Canadian ice hockey player and coach

Dave MacQueen (born February 8, 1959) is a Canadian ice hockey coach and former player. MacQueen is the head coach of Corona Brașov.

==Playing career==
Prior to becoming a coach, MacQueen played seven years of professional hockey (1979–86), bouncing between the EHL, IHL, CHL, and the ACHL. MacQueen led his team in goals scored three different times: Johnstown Red Wings (1979–80), Salem Raiders (1981–82), and Virginia Raiders (1982–83).

==Coaching career==
He was an assistant coach with the NHL's Tampa Bay Lightning from 1996 to 1998. MacQueen was named the OHL's "Coach of the Year' for guiding the Erie Otters to a 45-22-4 season record during the 2000-01 season and led the Erie Otters to the 2001-02 OHL Championship.
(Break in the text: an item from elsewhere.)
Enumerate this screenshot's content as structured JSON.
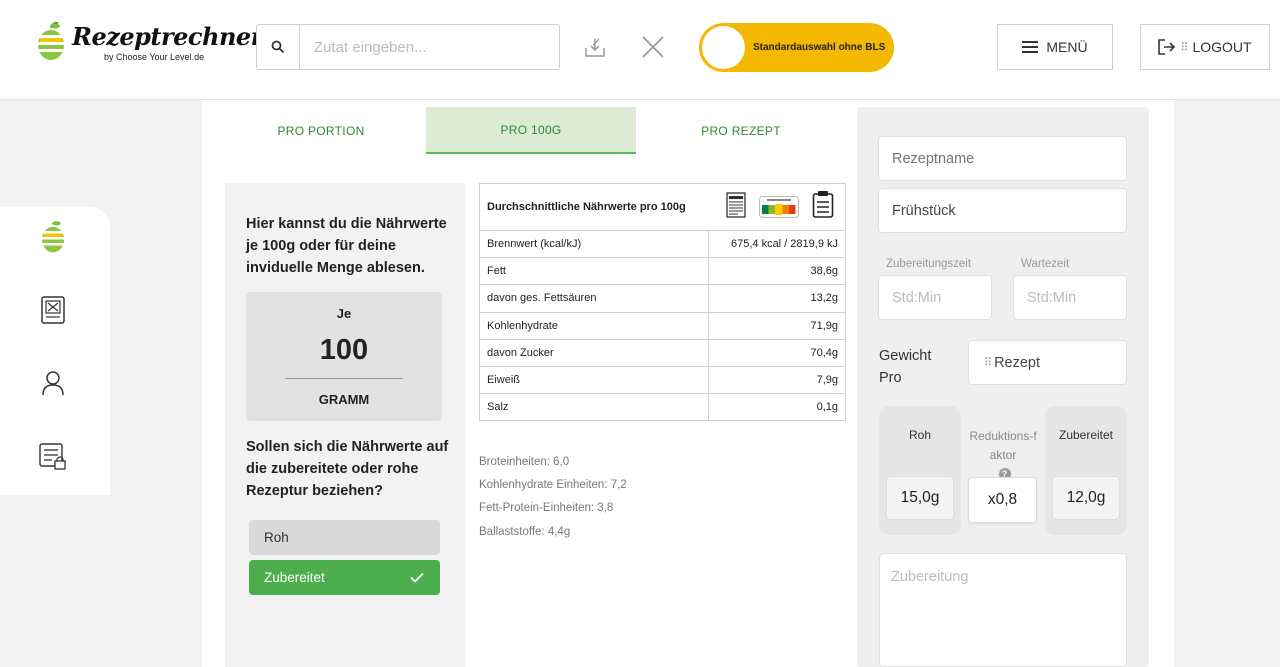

MacQueen won his 400th OHL game on January 24, 2009, moving him into 10th all time in OHL history

MacQueen was relieved of his General Manager and Head Coach duties from the Sarnia Sting on February 6, 2011, a position he had held since the start of the 2006–07 OHL season. Team President Larry Ciccarelli said he felt that other teams were progressing while the Sting were moving in the opposite direction. MacQueen's coaching duties were turned over to former Sting assistant coach Trevor Letowski.

MacQueen became the head coach of Dornbirner EC (the team playing in the Austrian Hockey League EBEL since 2012) on August 12, 2012. He remained with the club through to the completion of the 2018–19 season.